# FOXMO channel 384



## Hunter844 (Apr 26, 2007)

I noticed this channel has been moved to 384, anyone know if there are plans to make it HD? Seems like Dish is moving a lot of channels lately.


----------



## garys (Nov 4, 2005)

There is no official word on either. Every few years Dish moves channels to better group similar channels together and Dish hasn't stated when this will be done. Dish says they are always looking for new channels/HD channels, I'm sure if/when Dish and Fox Movies reach an agreement, it may show up in HD.


----------



## Ray [email protected] Network (Dec 28, 2010)

Hunter844 said:


> I noticed this channel has been moved to 384, anyone know if there are plans to make it HD? Seems like Dish is moving a lot of channels lately.
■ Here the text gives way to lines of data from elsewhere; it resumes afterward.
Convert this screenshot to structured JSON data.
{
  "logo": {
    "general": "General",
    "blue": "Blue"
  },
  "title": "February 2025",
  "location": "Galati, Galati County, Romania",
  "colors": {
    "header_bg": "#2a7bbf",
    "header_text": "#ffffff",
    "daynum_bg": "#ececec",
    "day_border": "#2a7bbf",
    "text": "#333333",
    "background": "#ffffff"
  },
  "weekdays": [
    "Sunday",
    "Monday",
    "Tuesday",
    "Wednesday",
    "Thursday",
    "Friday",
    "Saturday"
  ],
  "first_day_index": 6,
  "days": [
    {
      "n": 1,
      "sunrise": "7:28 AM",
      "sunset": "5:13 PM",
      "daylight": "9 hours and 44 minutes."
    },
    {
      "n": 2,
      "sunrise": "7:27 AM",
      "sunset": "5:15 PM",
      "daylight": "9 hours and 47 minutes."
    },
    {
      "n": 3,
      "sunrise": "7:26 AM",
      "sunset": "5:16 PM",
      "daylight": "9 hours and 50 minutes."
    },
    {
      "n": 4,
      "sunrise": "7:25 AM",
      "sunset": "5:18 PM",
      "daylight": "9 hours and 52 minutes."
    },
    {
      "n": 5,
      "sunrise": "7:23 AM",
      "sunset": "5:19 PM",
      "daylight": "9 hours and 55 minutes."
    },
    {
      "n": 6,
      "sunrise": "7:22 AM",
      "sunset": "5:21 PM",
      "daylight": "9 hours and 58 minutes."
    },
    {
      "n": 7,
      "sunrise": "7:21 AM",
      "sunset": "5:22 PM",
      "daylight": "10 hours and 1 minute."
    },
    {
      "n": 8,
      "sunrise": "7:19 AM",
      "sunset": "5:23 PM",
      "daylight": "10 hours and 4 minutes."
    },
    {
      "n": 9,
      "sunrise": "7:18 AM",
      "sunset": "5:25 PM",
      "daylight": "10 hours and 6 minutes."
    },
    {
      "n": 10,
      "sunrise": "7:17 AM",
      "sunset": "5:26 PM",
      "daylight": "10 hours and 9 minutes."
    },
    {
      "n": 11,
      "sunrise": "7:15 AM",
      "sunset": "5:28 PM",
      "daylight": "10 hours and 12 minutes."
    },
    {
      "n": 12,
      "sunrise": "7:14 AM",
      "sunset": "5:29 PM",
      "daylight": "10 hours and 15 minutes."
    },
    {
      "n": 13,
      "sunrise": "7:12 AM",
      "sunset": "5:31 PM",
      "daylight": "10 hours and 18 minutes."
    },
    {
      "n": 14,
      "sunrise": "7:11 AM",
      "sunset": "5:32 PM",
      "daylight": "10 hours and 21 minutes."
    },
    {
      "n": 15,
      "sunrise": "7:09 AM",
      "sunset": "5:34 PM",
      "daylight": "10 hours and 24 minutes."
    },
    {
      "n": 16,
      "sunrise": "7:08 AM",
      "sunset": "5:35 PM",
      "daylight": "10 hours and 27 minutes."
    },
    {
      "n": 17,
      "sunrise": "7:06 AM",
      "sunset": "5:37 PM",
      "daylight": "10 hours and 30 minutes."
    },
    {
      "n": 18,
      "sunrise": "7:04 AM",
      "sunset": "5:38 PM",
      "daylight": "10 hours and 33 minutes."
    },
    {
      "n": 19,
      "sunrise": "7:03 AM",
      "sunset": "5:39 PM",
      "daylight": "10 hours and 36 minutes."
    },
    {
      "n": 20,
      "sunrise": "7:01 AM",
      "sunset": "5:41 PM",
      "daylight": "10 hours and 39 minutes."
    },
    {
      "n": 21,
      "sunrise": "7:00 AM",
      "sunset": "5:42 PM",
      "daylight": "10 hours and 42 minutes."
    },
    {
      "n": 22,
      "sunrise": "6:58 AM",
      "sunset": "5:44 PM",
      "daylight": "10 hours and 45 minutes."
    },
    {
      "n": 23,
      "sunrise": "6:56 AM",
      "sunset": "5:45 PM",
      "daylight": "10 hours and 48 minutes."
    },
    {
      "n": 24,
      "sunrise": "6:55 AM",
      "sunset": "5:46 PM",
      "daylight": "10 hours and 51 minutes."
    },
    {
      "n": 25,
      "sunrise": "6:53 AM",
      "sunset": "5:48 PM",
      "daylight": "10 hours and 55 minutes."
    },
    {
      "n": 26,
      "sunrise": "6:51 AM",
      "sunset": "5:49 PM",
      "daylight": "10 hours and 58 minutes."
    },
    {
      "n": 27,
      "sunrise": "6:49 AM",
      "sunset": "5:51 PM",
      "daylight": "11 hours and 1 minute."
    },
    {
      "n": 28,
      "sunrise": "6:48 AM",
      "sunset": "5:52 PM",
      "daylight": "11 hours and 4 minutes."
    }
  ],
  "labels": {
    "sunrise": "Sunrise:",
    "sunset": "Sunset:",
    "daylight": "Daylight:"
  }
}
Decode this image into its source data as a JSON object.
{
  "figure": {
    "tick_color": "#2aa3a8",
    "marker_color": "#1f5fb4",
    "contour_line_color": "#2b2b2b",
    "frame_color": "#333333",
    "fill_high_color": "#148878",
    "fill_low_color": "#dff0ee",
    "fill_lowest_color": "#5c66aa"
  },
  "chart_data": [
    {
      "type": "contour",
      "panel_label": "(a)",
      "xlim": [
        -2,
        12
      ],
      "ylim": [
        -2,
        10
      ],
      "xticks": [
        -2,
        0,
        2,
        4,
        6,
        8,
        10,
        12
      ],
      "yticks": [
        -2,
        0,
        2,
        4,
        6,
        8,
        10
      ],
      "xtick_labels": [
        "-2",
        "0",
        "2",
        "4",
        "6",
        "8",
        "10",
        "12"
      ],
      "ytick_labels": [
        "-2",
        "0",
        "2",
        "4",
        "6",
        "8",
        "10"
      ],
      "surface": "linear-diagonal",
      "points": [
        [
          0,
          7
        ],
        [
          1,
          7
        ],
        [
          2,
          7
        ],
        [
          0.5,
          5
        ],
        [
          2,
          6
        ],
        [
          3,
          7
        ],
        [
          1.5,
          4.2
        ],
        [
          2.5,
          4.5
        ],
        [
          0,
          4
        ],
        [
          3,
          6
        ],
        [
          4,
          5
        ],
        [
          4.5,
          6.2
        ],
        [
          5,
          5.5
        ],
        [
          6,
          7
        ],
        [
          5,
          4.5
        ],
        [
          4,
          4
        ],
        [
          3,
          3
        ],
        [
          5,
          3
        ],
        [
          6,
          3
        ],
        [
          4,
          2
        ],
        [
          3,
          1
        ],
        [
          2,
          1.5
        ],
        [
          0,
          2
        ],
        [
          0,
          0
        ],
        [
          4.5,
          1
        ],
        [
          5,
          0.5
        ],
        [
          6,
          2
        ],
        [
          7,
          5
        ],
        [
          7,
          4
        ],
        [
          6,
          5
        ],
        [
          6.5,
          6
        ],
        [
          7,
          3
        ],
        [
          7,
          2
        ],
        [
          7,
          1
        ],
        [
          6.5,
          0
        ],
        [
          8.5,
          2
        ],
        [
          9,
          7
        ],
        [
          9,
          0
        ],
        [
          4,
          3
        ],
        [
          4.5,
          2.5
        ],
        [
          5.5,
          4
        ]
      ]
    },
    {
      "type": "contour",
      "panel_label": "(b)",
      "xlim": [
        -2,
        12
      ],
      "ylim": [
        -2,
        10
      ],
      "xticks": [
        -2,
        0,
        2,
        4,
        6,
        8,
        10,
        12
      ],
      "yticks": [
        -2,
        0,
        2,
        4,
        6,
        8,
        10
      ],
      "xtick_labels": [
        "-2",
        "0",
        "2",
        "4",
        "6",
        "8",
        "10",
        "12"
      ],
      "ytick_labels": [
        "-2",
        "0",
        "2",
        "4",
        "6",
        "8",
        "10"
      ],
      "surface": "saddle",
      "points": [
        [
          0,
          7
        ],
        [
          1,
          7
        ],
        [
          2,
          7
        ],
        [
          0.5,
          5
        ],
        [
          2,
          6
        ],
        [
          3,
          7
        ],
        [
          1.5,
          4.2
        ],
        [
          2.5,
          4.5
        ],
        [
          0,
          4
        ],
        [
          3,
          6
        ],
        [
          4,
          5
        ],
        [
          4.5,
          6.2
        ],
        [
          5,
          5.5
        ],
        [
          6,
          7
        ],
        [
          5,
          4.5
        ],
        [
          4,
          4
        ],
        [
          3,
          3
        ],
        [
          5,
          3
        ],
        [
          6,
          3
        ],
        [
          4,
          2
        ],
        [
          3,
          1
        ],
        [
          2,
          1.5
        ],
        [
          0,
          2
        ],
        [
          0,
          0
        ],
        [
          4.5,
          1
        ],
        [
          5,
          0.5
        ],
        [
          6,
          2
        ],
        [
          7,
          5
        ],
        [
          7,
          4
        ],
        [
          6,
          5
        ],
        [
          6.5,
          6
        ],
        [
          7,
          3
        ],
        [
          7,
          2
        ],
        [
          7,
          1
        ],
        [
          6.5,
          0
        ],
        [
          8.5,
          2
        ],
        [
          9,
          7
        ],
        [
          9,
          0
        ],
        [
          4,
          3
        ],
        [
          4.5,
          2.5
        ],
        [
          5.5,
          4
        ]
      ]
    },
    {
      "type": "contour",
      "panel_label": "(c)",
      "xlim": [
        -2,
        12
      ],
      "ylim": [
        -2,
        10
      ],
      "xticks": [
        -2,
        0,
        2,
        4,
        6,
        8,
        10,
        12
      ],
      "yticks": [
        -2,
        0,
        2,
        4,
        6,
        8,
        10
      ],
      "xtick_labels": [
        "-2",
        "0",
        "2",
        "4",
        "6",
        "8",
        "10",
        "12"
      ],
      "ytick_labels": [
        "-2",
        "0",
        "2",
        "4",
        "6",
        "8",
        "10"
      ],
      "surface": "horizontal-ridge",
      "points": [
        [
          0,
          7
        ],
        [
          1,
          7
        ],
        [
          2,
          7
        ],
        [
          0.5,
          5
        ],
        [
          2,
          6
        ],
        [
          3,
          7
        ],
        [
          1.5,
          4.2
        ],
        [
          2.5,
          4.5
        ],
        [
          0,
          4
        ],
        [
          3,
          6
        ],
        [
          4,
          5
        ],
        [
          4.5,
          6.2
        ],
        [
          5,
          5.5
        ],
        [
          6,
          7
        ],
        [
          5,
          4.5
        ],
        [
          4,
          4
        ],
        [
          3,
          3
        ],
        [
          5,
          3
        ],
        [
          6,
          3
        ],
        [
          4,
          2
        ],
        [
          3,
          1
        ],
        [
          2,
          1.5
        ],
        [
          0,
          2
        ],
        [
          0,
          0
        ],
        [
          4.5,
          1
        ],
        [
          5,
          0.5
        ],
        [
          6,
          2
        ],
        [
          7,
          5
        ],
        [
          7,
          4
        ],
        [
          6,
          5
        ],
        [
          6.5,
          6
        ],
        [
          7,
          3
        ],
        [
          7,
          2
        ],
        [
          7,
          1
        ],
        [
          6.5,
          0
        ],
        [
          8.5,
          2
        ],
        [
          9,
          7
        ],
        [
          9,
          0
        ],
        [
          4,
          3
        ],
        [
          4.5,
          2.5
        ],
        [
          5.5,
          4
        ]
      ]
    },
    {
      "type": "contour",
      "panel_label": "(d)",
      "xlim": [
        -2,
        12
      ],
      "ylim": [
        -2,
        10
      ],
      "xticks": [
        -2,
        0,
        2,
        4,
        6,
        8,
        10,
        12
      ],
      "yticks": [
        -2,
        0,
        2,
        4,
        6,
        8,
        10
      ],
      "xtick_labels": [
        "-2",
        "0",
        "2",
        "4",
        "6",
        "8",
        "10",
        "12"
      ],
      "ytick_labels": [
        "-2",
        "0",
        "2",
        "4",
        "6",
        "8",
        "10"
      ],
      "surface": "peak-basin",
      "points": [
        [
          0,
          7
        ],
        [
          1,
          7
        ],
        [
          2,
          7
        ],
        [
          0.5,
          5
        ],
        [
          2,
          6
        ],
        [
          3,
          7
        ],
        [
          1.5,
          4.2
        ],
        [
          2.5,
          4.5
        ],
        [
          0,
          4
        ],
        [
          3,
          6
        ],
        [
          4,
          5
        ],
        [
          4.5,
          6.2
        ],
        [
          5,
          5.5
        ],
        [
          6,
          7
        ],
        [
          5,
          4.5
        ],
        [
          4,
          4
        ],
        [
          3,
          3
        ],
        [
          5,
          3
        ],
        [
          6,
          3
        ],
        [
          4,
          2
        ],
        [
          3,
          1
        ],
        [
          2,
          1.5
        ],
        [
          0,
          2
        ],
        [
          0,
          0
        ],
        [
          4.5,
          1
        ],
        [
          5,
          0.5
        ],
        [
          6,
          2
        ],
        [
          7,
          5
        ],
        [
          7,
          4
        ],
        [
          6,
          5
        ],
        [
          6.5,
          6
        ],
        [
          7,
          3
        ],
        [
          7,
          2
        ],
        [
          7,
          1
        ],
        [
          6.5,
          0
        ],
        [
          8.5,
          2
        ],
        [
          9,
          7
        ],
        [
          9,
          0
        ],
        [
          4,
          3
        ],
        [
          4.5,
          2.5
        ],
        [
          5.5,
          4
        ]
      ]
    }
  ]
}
FOX Movie Channel was moved on 4/17/13. I have not seen any communications about an HD channel for FOX Movie Channel yet. Thanks.


----------



## BillJ (May 5, 2005)

Now that Sundance has gone HD, FXMOV and MPLEX (377) are the only channels in the block that aren't HD. Hopefully both are coming.


----------



## bnewt (Oct 2, 2003)

Ray [email protected] Network said:


> FOX Movie Channel was moved on 4/17/13. I have not seen any communications about an HD channel for FOX Movie Channel yet. Thanks.


it needs to be.............the local cable company has had it in hd for about a year now.............with all of these continual price increases, Dish needs to give the consumer some reason to stay


----------